Earlier this year YouTube CEO Susan Wojcicki laid out an overview of what the video behemoth was planning for the year ahead, including a strong hint that it was considering the introduction of NFTs for creators to connect in a different way with fans. Today, the site’s chief product officer, Neal Mohan, has published a blog post that doubles down on the idea, and lays out more detail on YouTube’s bigger focus on building more tools for creators this year overall.
The blog post is really a laundry list of many items, although it looks like NFTs are possibly the most interesting part of it, given how big they have become and the fact that YouTube’s biggest competitors are working on their own efforts here as a complement to their video-fuelled ad businesses.
“We’re seeing lots of interesting applications, such as NFTs being used to help manage a community of common interests; enabling better crowdfunding for creators; helping artists mint and sell their own work in a verifiable way that also earns them a rev share for future sales,” a spokesperson told us. “We think YouTube can add a lot of unique value to what people are already doing in this space.”
Other new features, Mohan writes, will includes more features around Shopping, where the company will be introducing shoppable videos, Live Shopping and more shopping opportunities “across the app.” Those watching YouTube and what it does will not be surprised: it’s been testing these features in recent months. One test with Walmart and others had over 2 million views and 1.4 million Live Chat messages, YouTube said.
Livestreaming is another area that will see a new twist: collaboration, where creators will be able to go live together on interactive streams, one way to mix things up and give a new stream of oxygen to what has quickly become a very formulaic video format.
Another area that will see some significant updates for creators are the areas of video effects and analytics for creators, first to enhance their work and then to figure out whether people like what they are seeing. Mohan said that this year new tools will include more video effects and editing tools — no surprise since many of these are being built off YouTube already, giving creators another excuse to post content elsewhere. One interesting twist that will definitely keep creators on the YouTube network is that soon they’ll be able to reply to comments on videos with Shorts — YouTube’s short-form video answer to TikTok, Snapchat and Instagram.
The creator economy — and more generally user-generated content — is where all the action is today, and increasingly money is following that. There is a clear reason for YouTube to be pursuing this and building tools to continue to woo creators. TikTok — the juggernaut that is a hugely popular home for both high-profile creators but also more mass market user-generated video — is already outpacing Pinterest and Snapchat for referrals, according to one fintech that works closely with e-commerce companies, and there are many signs that it’s coming for YouTube and Meta’s army of apps next.
For YouTube, it’s really about life between a rock and a hard place at the moment, because on the other side of the competitive landscape, we’ve heard that Instagram and its parent Meta are very serious about building out a bigger business around NFTs, and currencies to support that. (The FT reported in January that this was in the works; we’ve heard that report is just the tip of the iceberg.

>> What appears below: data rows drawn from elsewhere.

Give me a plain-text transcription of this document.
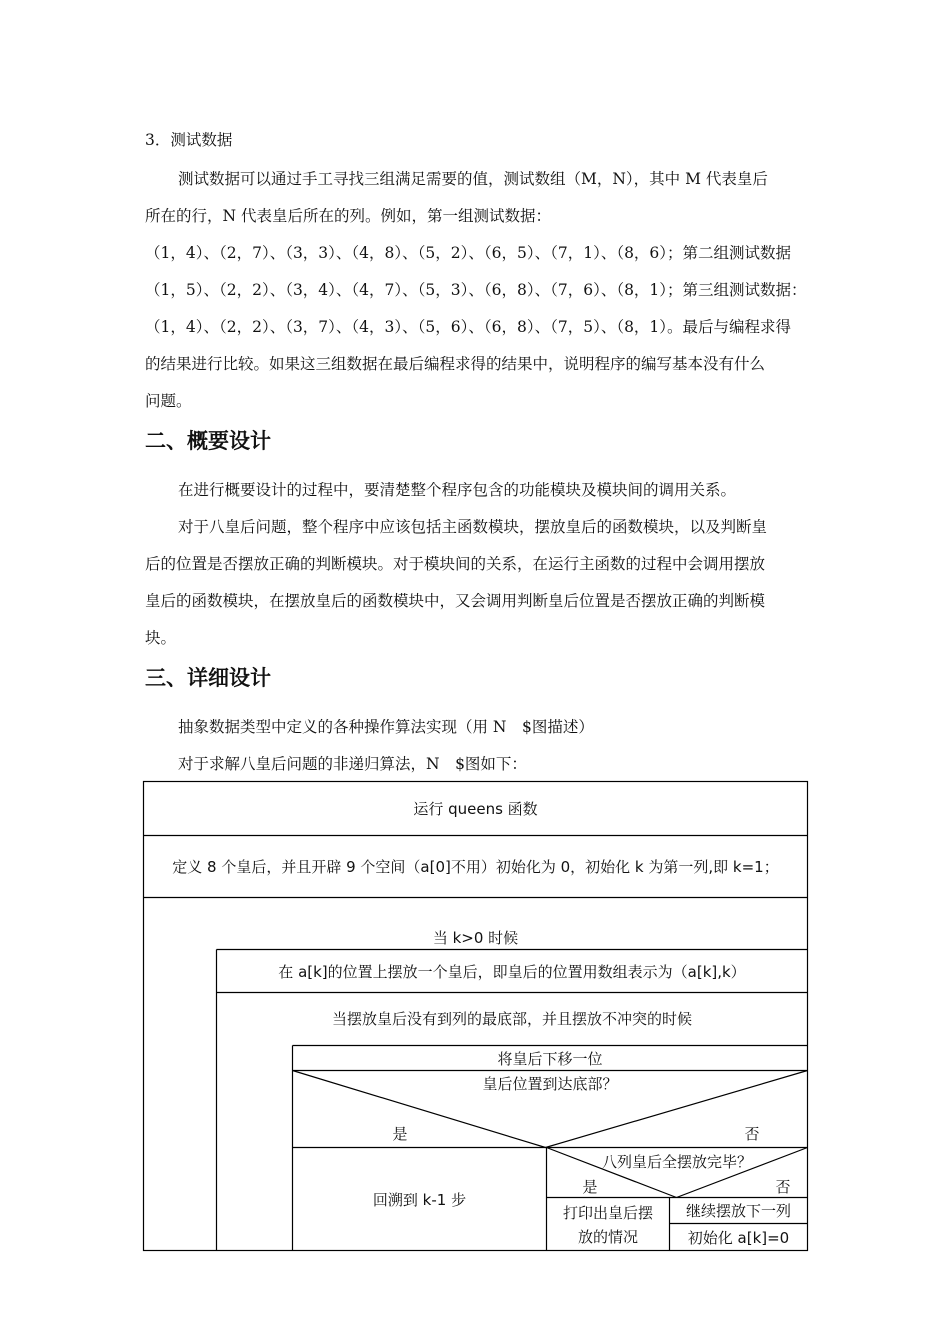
3．测试数据
测试数据可以通过手工寻找三组满足需要的值，测试数组（M，N），其中 M 代表皇后
所在的行，N 代表皇后所在的列。例如，第一组测试数据：
（1，4）、（2，7）、（3，3）、（4，8）、（5，2）、（6，5）、（7，1）、（8，6）；第二组测试数据
（1，5）、（2，2）、（3，4）、（4，7）、（5，3）、（6，8）、（7，6）、（8，1）；第三组测试数据：
（1，4）、（2，2）、（3，7）、（4，3）、（5，6）、（6，8）、（7，5）、（8，1）。最后与编程求得
的结果进行比较。如果这三组数据在最后编程求得的结果中，说明程序的编写基本没有什么
问题。
二、概要设计
在进行概要设计的过程中，要清楚整个程序包含的功能模块及模块间的调用关系。
对于八皇后问题，整个程序中应该包括主函数模块，摆放皇后的函数模块，以及判断皇
后的位置是否摆放正确的判断模块。对于模块间的关系，在运行主函数的过程中会调用摆放
皇后的函数模块，在摆放皇后的函数模块中，又会调用判断皇后位置是否摆放正确的判断模
块。
三、详细设计
抽象数据类型中定义的各种操作算法实现（用 N　$图描述）
对于求解八皇后问题的非递归算法，N　$图如下：
运行 queens 函数
定义 8 个皇后，并且开辟 9 个空间（a[0]不用）初始化为 0，初始化 k 为第一列,即 k=1；
当 k>0 时候
在 a[k]的位置上摆放一个皇后，即皇后的位置用数组表示为（a[k],k）
当摆放皇后没有到列的最底部，并且摆放不冲突的时候
将皇后下移一位
皇后位置到达底部？
是	否
回溯到 k-1 步
八列皇后全摆放完毕？
是	否
打印出皇后摆
放的情况
继续摆放下一列
初始化 a[k]=0
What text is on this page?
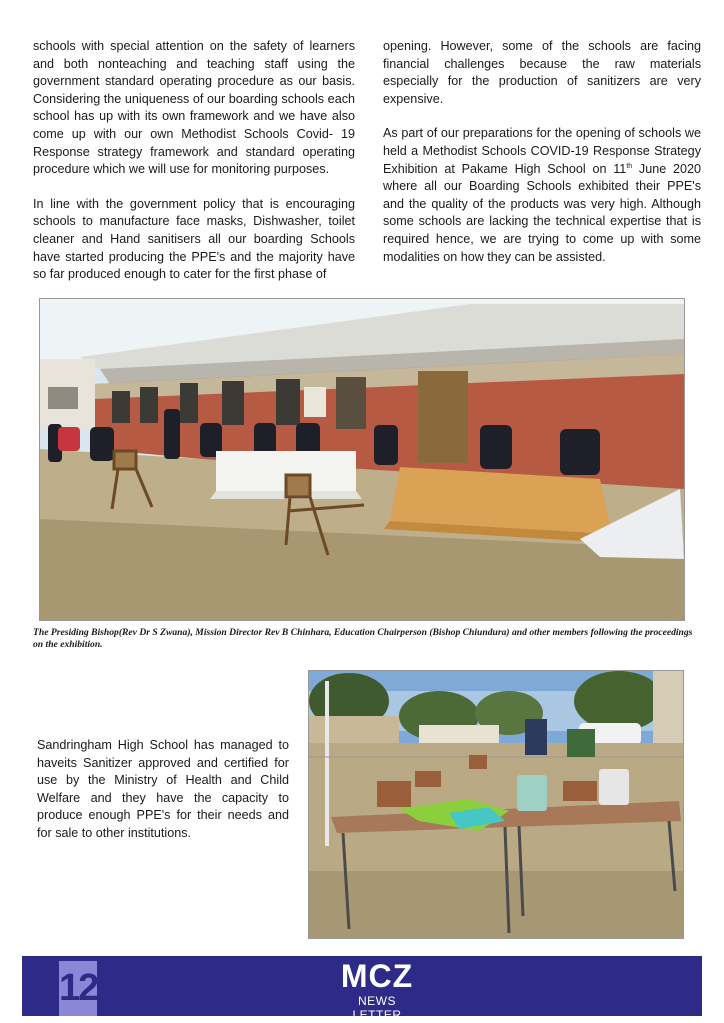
schools with special attention on the safety of learners and both nonteaching and teaching staff using the government standard operating procedure as our basis. Considering the uniqueness of our boarding schools each school has up with its own framework and we have also come up with our own Methodist Schools Covid- 19 Response strategy framework and standard operating procedure which we will use for monitoring purposes.

In line with the government policy that is encouraging schools to manufacture face masks, Dishwasher, toilet cleaner and Hand sanitisers all our boarding Schools have started producing the PPE's and the majority have so far produced enough to cater for the first phase of

opening. However, some of the schools are facing financial challenges because the raw materials especially for the production of sanitizers are very expensive.

As part of our preparations for the opening of schools we held a Methodist Schools COVID-19 Response Strategy Exhibition at Pakame High School on 11th June 2020 where all our Boarding Schools exhibited their PPE's and the quality of the products was very high. Although some schools are lacking the technical expertise that is required hence, we are trying to come up with some modalities on how they can be assisted.

The Presiding Bishop(Rev Dr S Zwana), Mission Director Rev B Chinhara, Education Chairperson (Bishop Chiundura) and other members following the proceedings on the exhibition.
Sandringham High School has managed to haveits Sanitizer approved and certified for use by the Ministry of Health and Child Welfare and they have the capacity to produce enough PPE's for their needs and for sale to other institutions.
12	MCZ
NEWS LETTER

And in any case, it would give a home to all the work that the company has already done for the troubled Novi project.)
Google tells us that the company exploring new technologies like NFTs and web3 “can help deepen our mission to be the best place for creators and viewers,” according to a spokesperson. “What’s unique about YouTube is the relationship between creators and fans and we think these new technologies can play a role in augmenting that.”
She declined to comment “at the moment” on whether Google would be working with partners or trying to build a marketplace from the ground up. But since there have already been so many instances of iconic YouTube content already riding the NFT wave to further monetize beyond YouTube ads, it would be interesting to see Google teaming up with existing marketplaces and others.
“Our creators are already engaging with NFTs, so we believe it’s important to understand the space and help drive it in a direction that’s good for creators and viewers,” the spokesperson said. “We’ve done this already with our alternative monetization products — we saw that people were selling items, so we created a merch product. Creators are already engaging with NFTs and we want to help make that easier and better.”
NFTs, when they come, will be in what is already a small bedrock of monetization tools that exist as an alternative to advertising, which include Paid Digital Goods on YouTube, including Super Chat and Super Stickers. “We found that those are extremely popular with creators and fans,” the spokesperson said. “And a lot of this is about patronage and our fans wanting to financially support their favorite creators. So we’re looking into NFTs as another way to grow the connection between creators and their fans while giving creators a new way to make money.”